"Não ando bem de saúde...", disse Marco.
"Ué, pois para de beber, porra!", disse Cleiton.
"Impossível", respondeu, enchendo um canecão de cerveja. Sua mão direita tremia, seu olho esquerdo também tremia, e seu fígado doía. Marco tinha tão somente vinte anos e já a essa altura estava em vias de invalidez.
Os dois estavam sentados numa mesa dum boteco num mercadão da cidade.
"Sou um merda", disse Marco, "vivo tentando me consolar lendo o capítulo XX dos ensaios de Montaigne..."_
"Que é que tem esse capítulo? Quem é Montém?!"

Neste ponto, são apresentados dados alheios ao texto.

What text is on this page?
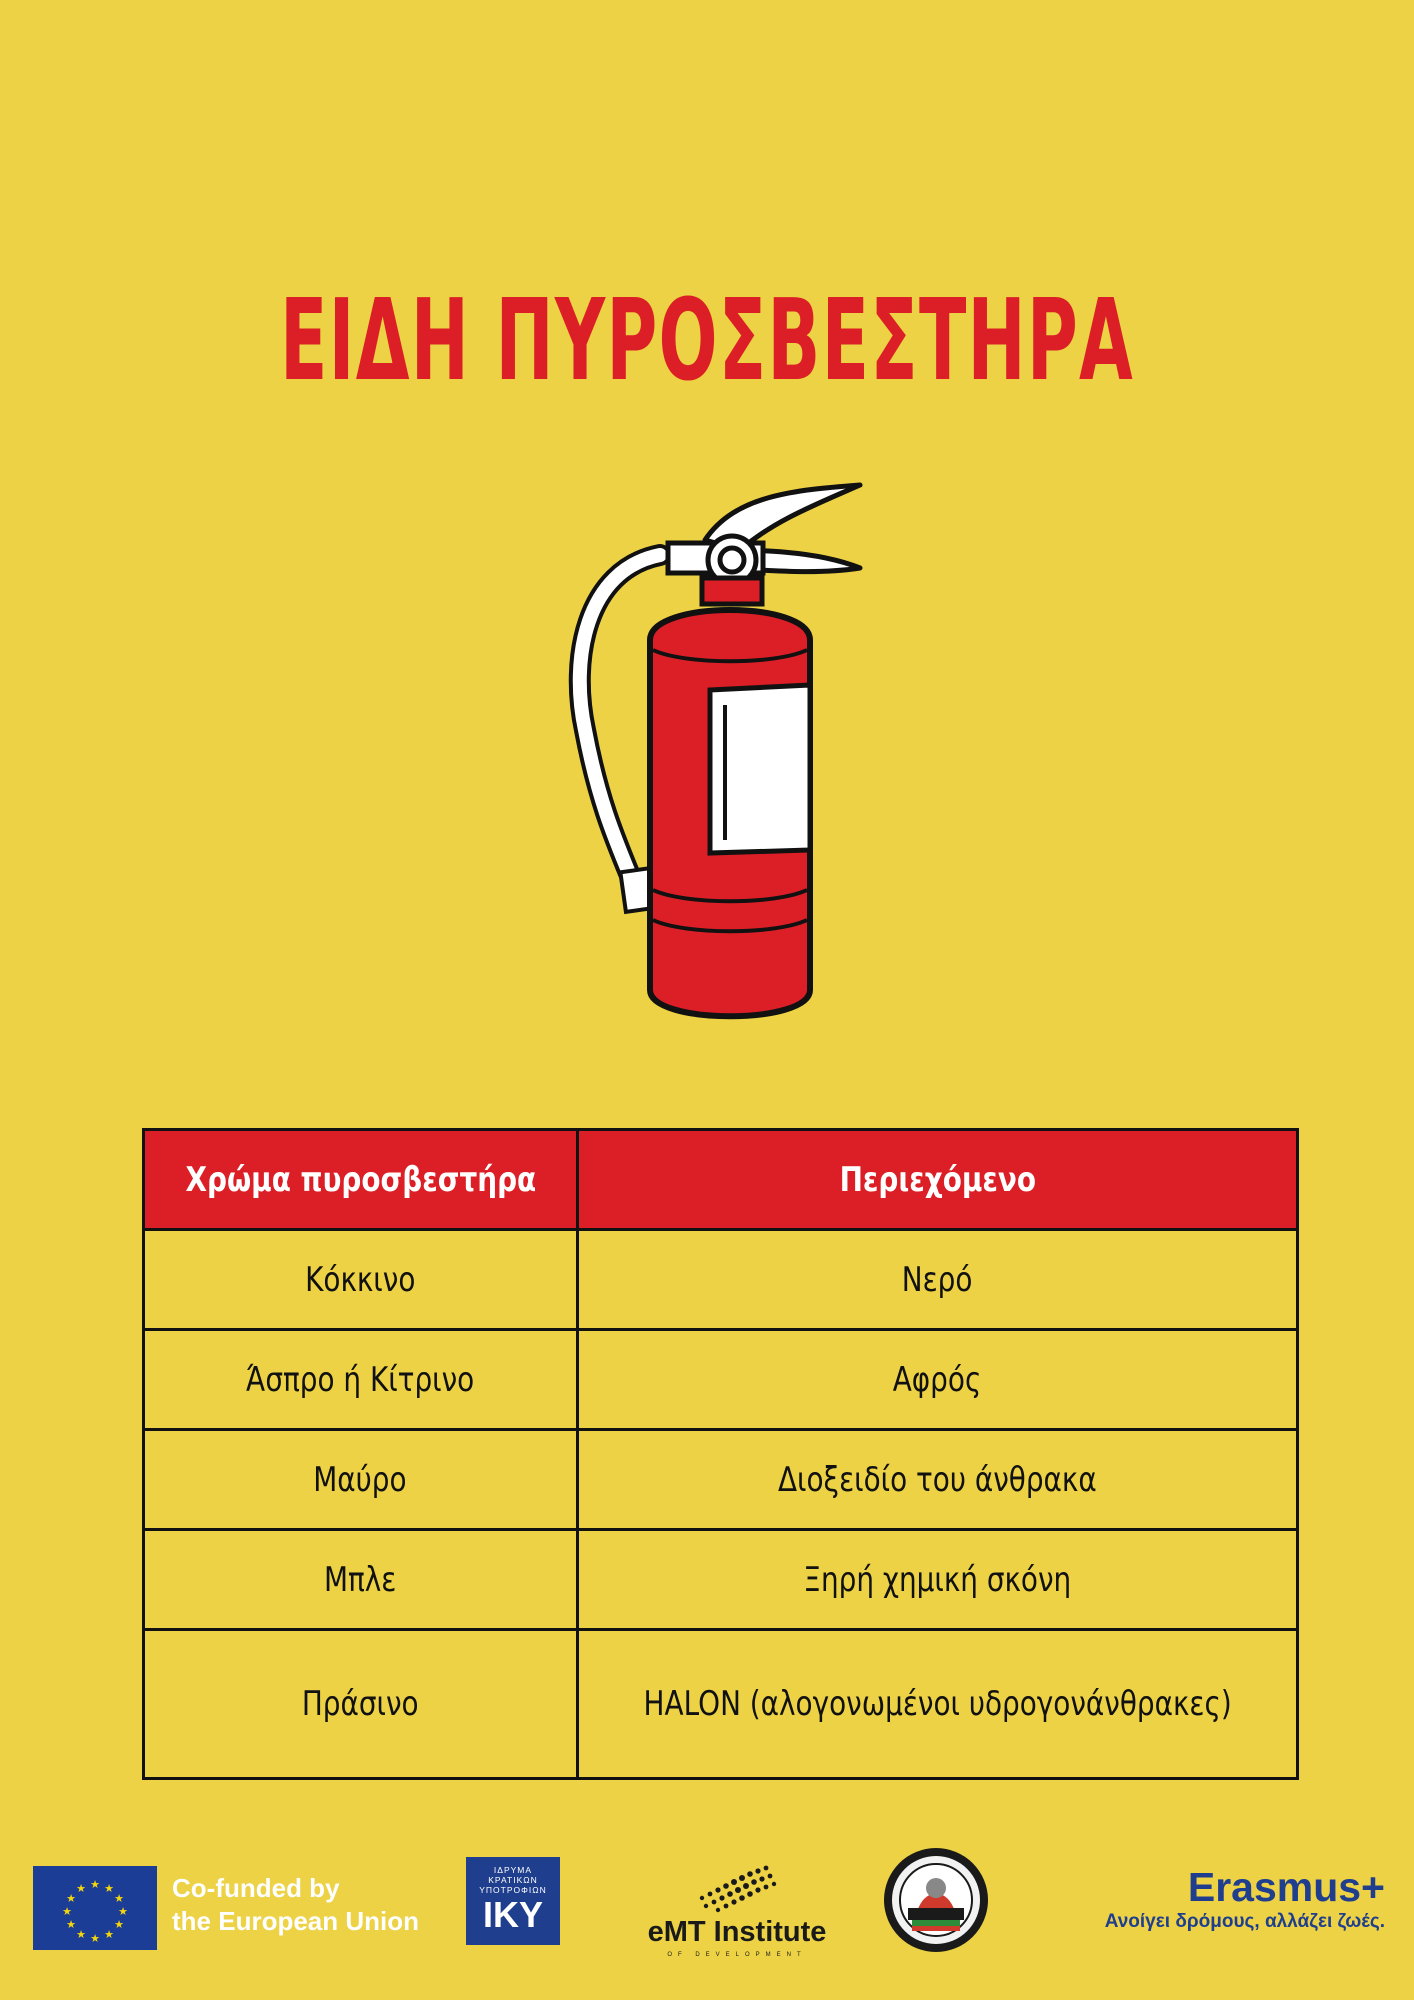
ΕΙΔΗ ΠΥΡΟΣΒΕΣΤΗΡΑ
Χρώμα πυροσβεστήρα	Περιεχόμενο
Κόκκινο	Νερό
Άσπρο ή Κίτρινο	Αφρός
Μαύρο	Διοξειδίο του άνθρακα
Μπλε	Ξηρή χημική σκόνη
Πράσινο	HALON (αλογονωμένοι υδρογονάνθρακες)
★ ★
★
★
★
★
★
★
★
★
★
★	Co-funded by
the European Union
ΙΔΡΥΜΑ
ΚΡΑΤΙΚΩΝ
ΥΠΟΤΡΟΦΙΩΝ
IKY	eMT Institute
OF DEVELOPMENT
Erasmus+
Ανοίγει δρόμους, αλλάζει ζωές.
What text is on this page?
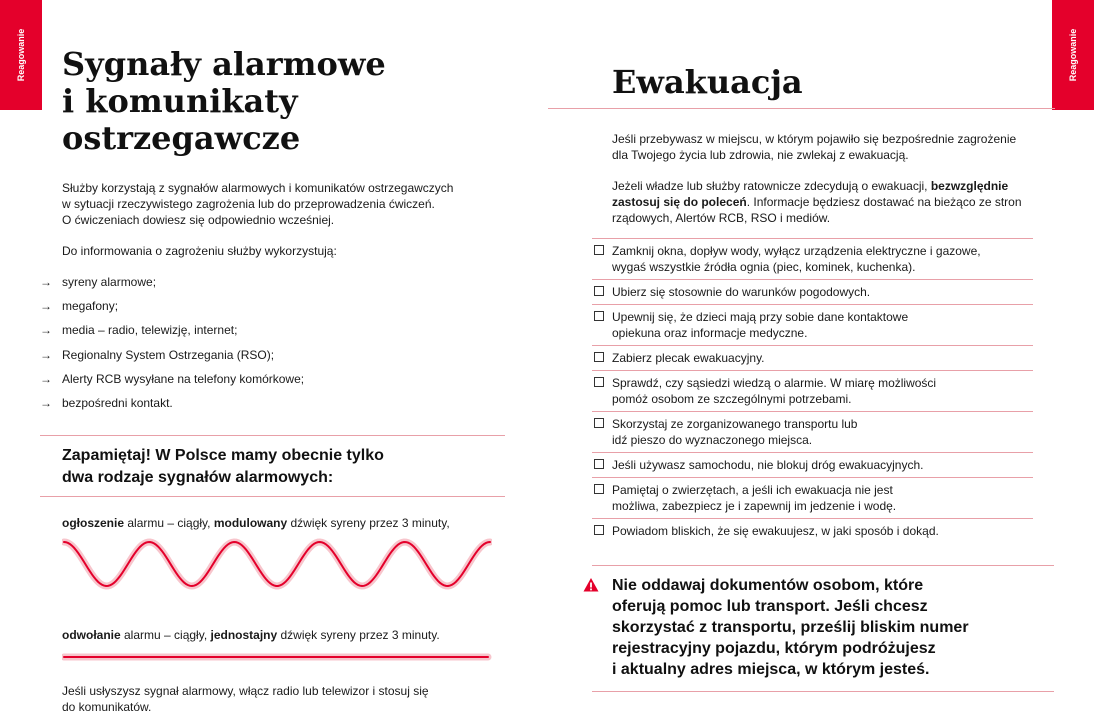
Reagowanie	Reagowanie
Sygnały alarmowe
i komunikaty
ostrzegawcze
Służby korzystają z sygnałów alarmowych i komunikatów ostrzegawczych
w sytuacji rzeczywistego zagrożenia lub do przeprowadzenia ćwiczeń.
O ćwiczeniach dowiesz się odpowiednio wcześniej.
Do informowania o zagrożeniu służby wykorzystują:
→ syreny alarmowe;
→ megafony;
→ media – radio, telewizję, internet;
→ Regionalny System Ostrzegania (RSO);
→ Alerty RCB wysyłane na telefony komórkowe;
→ bezpośredni kontakt.
Zapamiętaj! W Polsce mamy obecnie tylko
dwa rodzaje sygnałów alarmowych:
ogłoszenie alarmu – ciągły, modulowany dźwięk syreny przez 3 minuty,
odwołanie alarmu – ciągły, jednostajny dźwięk syreny przez 3 minuty.
Jeśli usłyszysz sygnał alarmowy, włącz radio lub telewizor i stosuj się
do komunikatów.
Ewakuacja
Jeśli przebywasz w miejscu, w którym pojawiło się bezpośrednie zagrożenie
dla Twojego życia lub zdrowia, nie zwlekaj z ewakuacją.
Jeżeli władze lub służby ratownicze zdecydują o ewakuacji, bezwzględnie
zastosuj się do poleceń. Informacje będziesz dostawać na bieżąco ze stron
rządowych, Alertów RCB, RSO i mediów.
Zamknij okna, dopływ wody, wyłącz urządzenia elektryczne i gazowe,
wygaś wszystkie źródła ognia (piec, kominek, kuchenka).
Ubierz się stosownie do warunków pogodowych.
Upewnij się, że dzieci mają przy sobie dane kontaktowe
opiekuna oraz informacje medyczne.
Zabierz plecak ewakuacyjny.
Sprawdź, czy sąsiedzi wiedzą o alarmie. W miarę możliwości
pomóż osobom ze szczególnymi potrzebami.
Skorzystaj ze zorganizowanego transportu lub
idź pieszo do wyznaczonego miejsca.
Jeśli używasz samochodu, nie blokuj dróg ewakuacyjnych.
Pamiętaj o zwierzętach, a jeśli ich ewakuacja nie jest
możliwa, zabezpiecz je i zapewnij im jedzenie i wodę.
Powiadom bliskich, że się ewakuujesz, w jaki sposób i dokąd.
Nie oddawaj dokumentów osobom, które
oferują pomoc lub transport. Jeśli chcesz
skorzystać z transportu, prześlij bliskim numer
rejestracyjny pojazdu, którym podróżujesz
i aktualny adres miejsca, w którym jesteś.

"Olha, Cleiton. É o seguinte: não tenho muito tempo de vida."
"Você diz isso sempre!"
"Não, dessa vez é sério... Parece que estou morrendo, positivamente..."
" 'Positivamente'... Larga de ser viado, porra! Que morrendo o quê brôu! Cê se alimenta bem, come muita salada, só come pão integral, bate punheta todo dia..."
"Quê que tem a ver a punheta?"
"Ué. Não era tu mesmo que esses dias tava me falando dos benefícios do orgasmo pro sistema imunológico e tudo o mais?"
"Sim, mas... Não... Quer dizer; (Marco deu um longo gole na cerveja e arrotou estridentemente) olha, tanto faz! Isso mesmo: tanto faz! Meu avô fumava à beça e bebia cachaça todo dia: viveu pralém dos oitenta; viveu bem, e forte. Agora, pega um sujeito que se nutre de acordo com , que pratica exercícios físicos regularmente, etc. etc. Um sujeito desses vive na fila do SUS ou então é um neurótico fodido que sempre acha que está prestes a morrer..."
"Como você."
"Isso mesmo: como eu! Quer saber? Vou voltar a fumar!"
"Ah,vai?"
"Não, não vou!", bradou Marco. "Não vou, de modo algum! Não posso! Olhe pra mim, Cleiton! Preciso me conservar! Não existe nenhum outro Marco como eu na face da Terra! Eu preciso brilhar, resplandecer, fazer jus à minha existência, entende? A vida é um tesouro: não posso encurtá-la deliberadamente! ... Não! Deus não permite!"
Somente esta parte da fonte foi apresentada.